How Russia’s future will be shaped by its past
No other country is so divided over its own past as Russia and how the Russians came to tell their 1000-year-old story and reinvent it as they went along, are vital aspects of their history, their culture, and beliefs. To grasp what Putin’s regime means for Russia and the world – we need to unravel the ideas and meanings of that history.
Professional historian Orlando Figes, who has witnessed the critical moments in the dissolution of the Soviet Empire, asks in the Story of Russia, “How does the story of Russia end? How far will the country’s future be shaped by the past?”
His starting point is the erection in 2016 of the monument to Grand Prince Vladimir, the late 10-century ruler of the Kremlin. President Vladimir Putin claimed that Russians, Ukrainians, and Belarusians were originally one nation, heirs to the Rus, and the basis for his neo-imperial idea of the Russian World ( Russkii mir) and for unleashing a full-scale war against Ukraine.
Figes implies understanding how Putin’s rule relates to the long-term patterns of Russian history. Focusing on Kleptocracy, the mafia state or the obsessions of the top man is not sufficient.
The Story of Russia tracks epochal moments – the Rus, the rise of Muscovy, the formative power of Mongol rule for the establishment of statehood, and the manifold of the St Petersburg empire and sets distinctive accents through rich details and meaningful anecdotes.
Figes explores the emergence of a Russian-dominated Soviet patriotism under Stalin, culminating in the victory over Hitler.
The Byzantine tradition of the Basileus combines with that of the Khan and the autocrat – the image of the tsar with the personality cult of the party leader.
This compact but powerful tradition seems to condemn Russia to an eternal return to the past. After the end of the Tsarist empire, it re-emerged as USSR: after the disintegration of the Soviet Union, as Putin’s Russia.
Figes believes “in many ways, the country appears to be trapped in a repeating cycle of its history, twice in the twentieth century, in 1917 and 1991, the autocratic state has broken down, only to be reborn in a different form.”
In a recurring pattern, those forces unleashed by the collapse of state authority proved too weak to sustain a democratic government. Systemic asymmetry in the relationship between autocratic rule and society, “Isolated from the West, Russia will be forced to pivot east, a turn accelerated by the war and welcomed by a number of Kremlin’s ideologists, who believe that Russia’s future lies in a Eurasian bloc, opposed to Western liberal values and US global power, with China as its main ally” write Figes.

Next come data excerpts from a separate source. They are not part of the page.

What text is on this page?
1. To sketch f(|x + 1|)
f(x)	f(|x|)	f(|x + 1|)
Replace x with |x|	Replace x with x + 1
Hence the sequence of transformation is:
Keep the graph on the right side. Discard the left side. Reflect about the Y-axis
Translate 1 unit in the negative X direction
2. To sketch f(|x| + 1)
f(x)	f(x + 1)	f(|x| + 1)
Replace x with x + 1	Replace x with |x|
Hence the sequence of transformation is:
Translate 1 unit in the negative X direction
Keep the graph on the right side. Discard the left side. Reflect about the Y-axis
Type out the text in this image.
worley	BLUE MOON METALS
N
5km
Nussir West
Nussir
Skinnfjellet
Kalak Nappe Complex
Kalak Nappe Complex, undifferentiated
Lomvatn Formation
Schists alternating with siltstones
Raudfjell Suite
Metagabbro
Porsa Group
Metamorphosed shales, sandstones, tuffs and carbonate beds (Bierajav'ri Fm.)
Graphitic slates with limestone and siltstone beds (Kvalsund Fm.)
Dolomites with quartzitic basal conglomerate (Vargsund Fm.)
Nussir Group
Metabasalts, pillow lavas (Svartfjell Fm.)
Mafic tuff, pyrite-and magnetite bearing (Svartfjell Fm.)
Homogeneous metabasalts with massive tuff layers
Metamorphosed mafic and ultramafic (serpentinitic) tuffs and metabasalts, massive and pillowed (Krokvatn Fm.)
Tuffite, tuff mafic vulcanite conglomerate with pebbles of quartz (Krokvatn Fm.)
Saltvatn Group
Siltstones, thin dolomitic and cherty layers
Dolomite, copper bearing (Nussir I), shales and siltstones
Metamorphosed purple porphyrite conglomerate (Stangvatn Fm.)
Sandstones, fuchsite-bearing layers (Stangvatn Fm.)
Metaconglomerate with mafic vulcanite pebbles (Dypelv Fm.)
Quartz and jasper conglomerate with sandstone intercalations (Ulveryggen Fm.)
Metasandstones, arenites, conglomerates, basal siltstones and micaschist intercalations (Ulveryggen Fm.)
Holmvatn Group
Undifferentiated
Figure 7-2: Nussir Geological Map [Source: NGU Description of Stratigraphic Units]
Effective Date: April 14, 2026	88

In his view, Russia’s isolation is mainly a result of a lack of understanding and goodwill in the west – “Russia wanted to be part of Europe, to be treated with respect”. Instead, it was rejected by Western leaders who took advantage of Russian weakness to diminish it. An opportunity to end a historical cycle of misunderstanding and antagonisms was missed, creating the basis on which Putin “built his anti-Western ideology”.
Figes writes about Russia’s century-long efforts to “catch up” with the west, which often ended in frustrations, anti-western feelings, and an inferiority complex, yet he overestimates the impact the west could have on the largest country on earth. The successful transformation of the vast Soviet system depends on the potential and capabilities of Russia.
Now the Russians themselves can make Russia find a way out of the dead end of the anachronistic idea of imperial reconstruction.
The Story of Russia by Orlando Figes, Bloomsbury £25, 352 pages.